4 Fascinating Facts About Diesel Engines

Diesel-engine powered vehicles go above and beyond. They’re more than just ways to get around town. They’re working vehicles, like trucks and vans, that can handle the great outdoors as well as the daily commute. They provide plenty of power for jobs like hauling and towing, without sacrificing power and performance. Here are four fascinating facts about diesel engines and what they’re capable of.


It All Begins With Rudolf Diesel

Rudolf Diesel was a mechanical engineer. Born in Paris in 1858, to Bavarian parents who immigrated to France, he was a brilliant inventor who created the diesel engine. Diesel experimented with different fuels for his engine, but finally landed on diesel fuel. Gasoline-powered engines work by mixing air with fuel, compressing it with a system of pistons, and then igniting it with spark plugs.

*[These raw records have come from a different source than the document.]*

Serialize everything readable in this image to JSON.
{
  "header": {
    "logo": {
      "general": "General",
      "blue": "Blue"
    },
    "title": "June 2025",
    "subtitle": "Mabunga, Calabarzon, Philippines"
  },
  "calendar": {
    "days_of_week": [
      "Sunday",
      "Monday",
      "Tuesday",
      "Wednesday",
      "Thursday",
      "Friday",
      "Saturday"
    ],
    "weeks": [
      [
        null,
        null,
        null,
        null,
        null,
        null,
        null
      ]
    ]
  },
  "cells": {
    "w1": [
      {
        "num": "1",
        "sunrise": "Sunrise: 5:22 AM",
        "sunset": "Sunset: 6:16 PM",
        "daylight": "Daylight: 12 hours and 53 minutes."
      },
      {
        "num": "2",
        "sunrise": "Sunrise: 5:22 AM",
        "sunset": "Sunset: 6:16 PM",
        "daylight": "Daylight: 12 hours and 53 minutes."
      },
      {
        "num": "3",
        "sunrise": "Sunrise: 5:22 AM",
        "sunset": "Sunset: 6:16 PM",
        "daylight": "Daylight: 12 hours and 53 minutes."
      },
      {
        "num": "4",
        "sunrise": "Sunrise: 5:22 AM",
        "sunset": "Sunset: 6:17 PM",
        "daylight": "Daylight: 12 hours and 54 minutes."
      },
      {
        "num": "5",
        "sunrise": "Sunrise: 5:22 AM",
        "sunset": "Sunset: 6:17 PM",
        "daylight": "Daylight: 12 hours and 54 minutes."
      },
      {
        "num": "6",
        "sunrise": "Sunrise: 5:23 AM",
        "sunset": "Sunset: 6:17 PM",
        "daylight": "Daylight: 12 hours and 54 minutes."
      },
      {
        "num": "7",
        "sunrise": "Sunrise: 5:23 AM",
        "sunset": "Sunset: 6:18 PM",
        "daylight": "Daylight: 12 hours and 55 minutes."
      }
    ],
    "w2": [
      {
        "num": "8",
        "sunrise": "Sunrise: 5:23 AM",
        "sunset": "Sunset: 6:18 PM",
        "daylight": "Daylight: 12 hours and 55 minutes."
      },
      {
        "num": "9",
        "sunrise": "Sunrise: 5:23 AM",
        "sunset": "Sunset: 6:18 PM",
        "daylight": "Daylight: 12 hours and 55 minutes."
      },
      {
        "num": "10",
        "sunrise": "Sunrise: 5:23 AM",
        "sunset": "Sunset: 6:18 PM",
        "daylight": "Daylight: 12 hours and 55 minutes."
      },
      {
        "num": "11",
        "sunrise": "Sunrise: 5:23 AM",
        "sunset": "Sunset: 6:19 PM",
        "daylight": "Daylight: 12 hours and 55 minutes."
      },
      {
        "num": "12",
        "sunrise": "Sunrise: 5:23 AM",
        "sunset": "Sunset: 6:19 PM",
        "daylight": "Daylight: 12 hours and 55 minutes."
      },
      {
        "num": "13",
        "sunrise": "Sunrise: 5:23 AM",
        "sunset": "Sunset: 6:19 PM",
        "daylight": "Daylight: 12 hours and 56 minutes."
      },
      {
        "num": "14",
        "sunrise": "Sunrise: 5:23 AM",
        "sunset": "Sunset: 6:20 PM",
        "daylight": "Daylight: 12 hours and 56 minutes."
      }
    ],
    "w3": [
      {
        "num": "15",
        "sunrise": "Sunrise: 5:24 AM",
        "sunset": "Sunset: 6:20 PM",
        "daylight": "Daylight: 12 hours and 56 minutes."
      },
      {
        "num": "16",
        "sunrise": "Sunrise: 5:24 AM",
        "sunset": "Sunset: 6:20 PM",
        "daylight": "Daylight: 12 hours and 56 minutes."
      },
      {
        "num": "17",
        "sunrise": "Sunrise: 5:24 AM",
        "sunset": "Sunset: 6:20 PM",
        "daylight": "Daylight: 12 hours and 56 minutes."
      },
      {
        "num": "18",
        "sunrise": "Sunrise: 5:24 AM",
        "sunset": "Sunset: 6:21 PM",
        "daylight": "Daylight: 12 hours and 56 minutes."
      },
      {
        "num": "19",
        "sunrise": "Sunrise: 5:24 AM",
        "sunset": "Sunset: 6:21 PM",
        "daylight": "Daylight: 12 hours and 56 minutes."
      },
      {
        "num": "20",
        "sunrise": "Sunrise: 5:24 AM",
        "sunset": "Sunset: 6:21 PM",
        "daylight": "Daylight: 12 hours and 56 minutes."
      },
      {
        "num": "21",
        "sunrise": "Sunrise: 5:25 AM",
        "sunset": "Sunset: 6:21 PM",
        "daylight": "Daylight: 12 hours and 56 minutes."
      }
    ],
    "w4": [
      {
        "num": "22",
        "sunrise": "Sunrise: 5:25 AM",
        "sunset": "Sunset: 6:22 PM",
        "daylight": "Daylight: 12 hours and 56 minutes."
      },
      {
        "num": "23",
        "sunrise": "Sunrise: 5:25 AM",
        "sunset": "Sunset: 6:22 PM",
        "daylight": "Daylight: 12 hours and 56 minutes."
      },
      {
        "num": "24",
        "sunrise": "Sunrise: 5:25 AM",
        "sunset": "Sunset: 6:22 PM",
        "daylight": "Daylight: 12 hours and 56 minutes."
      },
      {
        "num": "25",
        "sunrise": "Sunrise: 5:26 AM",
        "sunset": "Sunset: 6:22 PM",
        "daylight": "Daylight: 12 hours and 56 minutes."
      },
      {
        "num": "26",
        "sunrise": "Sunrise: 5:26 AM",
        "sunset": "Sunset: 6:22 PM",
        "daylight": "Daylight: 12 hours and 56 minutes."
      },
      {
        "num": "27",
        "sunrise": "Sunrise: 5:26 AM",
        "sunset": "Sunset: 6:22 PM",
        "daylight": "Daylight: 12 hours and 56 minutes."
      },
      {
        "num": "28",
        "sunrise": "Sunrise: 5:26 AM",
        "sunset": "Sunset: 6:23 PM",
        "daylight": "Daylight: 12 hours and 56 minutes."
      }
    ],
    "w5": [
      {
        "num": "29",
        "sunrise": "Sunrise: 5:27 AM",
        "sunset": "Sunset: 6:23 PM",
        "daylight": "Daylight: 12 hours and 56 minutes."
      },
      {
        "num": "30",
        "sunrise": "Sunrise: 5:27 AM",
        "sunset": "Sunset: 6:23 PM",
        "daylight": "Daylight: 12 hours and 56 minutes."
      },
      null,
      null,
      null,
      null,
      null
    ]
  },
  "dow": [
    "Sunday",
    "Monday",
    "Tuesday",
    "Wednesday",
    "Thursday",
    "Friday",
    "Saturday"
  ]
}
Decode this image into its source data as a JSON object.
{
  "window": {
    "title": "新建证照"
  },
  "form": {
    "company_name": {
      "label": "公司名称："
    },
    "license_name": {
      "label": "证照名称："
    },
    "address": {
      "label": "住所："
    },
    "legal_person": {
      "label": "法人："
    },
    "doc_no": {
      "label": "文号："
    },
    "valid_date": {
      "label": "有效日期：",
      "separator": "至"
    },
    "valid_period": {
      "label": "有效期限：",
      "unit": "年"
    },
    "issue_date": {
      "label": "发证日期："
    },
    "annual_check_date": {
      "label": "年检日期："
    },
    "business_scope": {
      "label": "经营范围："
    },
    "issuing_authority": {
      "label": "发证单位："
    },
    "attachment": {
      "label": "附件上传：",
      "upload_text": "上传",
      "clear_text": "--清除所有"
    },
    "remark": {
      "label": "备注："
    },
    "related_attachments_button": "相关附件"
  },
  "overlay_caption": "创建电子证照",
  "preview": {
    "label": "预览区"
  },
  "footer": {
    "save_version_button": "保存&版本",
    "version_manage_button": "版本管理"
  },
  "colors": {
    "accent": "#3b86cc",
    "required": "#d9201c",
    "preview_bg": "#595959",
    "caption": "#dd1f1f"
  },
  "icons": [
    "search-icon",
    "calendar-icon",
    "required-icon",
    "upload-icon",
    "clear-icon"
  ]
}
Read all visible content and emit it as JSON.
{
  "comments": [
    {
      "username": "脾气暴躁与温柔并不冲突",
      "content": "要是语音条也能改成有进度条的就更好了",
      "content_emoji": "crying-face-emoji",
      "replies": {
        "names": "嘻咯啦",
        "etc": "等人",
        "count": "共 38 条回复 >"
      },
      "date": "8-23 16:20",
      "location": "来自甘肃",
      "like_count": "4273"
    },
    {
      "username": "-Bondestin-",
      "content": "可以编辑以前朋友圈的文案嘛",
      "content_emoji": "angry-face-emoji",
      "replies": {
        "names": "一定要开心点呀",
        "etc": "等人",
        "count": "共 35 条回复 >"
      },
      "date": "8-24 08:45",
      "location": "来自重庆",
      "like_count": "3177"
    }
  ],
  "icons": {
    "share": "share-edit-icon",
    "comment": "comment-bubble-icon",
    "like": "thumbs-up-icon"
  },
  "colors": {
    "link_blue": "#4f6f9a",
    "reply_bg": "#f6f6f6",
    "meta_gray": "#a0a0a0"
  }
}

Diesel’s engine compressed air then mixed it with fuel. As the air compresses, it heats up and ignites, powering the engine. Both diesel engines and diesel fuel were later named in his honor. Sadly, he died under mysterious circumstances on the ship S.S. Dresden. Evidence suggests that he committed suicide, but this is uncertain.


An Efficient Engine

Did you know that diesel engines are more efficient than gasoline-powered ones? Diesel engines make better use of their fuel, compared with gasoline-powered ones that use only 20 percent of the gas they take in to provide locomotion. Diesel engines use at least 40 percent of their fuel to drive and perform their duties.


With proper care and upgrades, you can get plenty of horse power out of a diesel engine. So why aren’t more cars diesel powered? Simply put, diesel engines cost more. That’s why they’re worth the investment in trucks, which consistently pull heavy loads over long distances.


Diesel Fuel Burns Cleaner

It’s probably hard to imagine a truck as being eco-friendly, with all that belching exhaust. But the truth is while most fuel-burning systems aren’t totally eco-friendly, diesel fuel is cleaner than in years past. Diesel fuels today contain less sulfur, and compared to gasoline, release fewer toxins into the environment. Its efficiency also puts less of a strain on natural and non-renewable resources.


It Takes All Kinds

Here are the last of our four fascinating facts about diesel engines. Diesel fuel comes in different forms and classifications. It all depends on viscosity and can reflect performance at different temperatures.


Lower viscosity diesel fuel is also diesel 1D. Diesel 1D is excellent for driving in winter when the temperatures drop below freezing. Diesel 2, on the other hand, has a higher viscosity and is great for hot weather. Lastly, biodiesel is made of vegetable oil, food grease, and animal fats, which makes it a renewable substance. Research continues to find other alternatives and more efficient diesel fuels.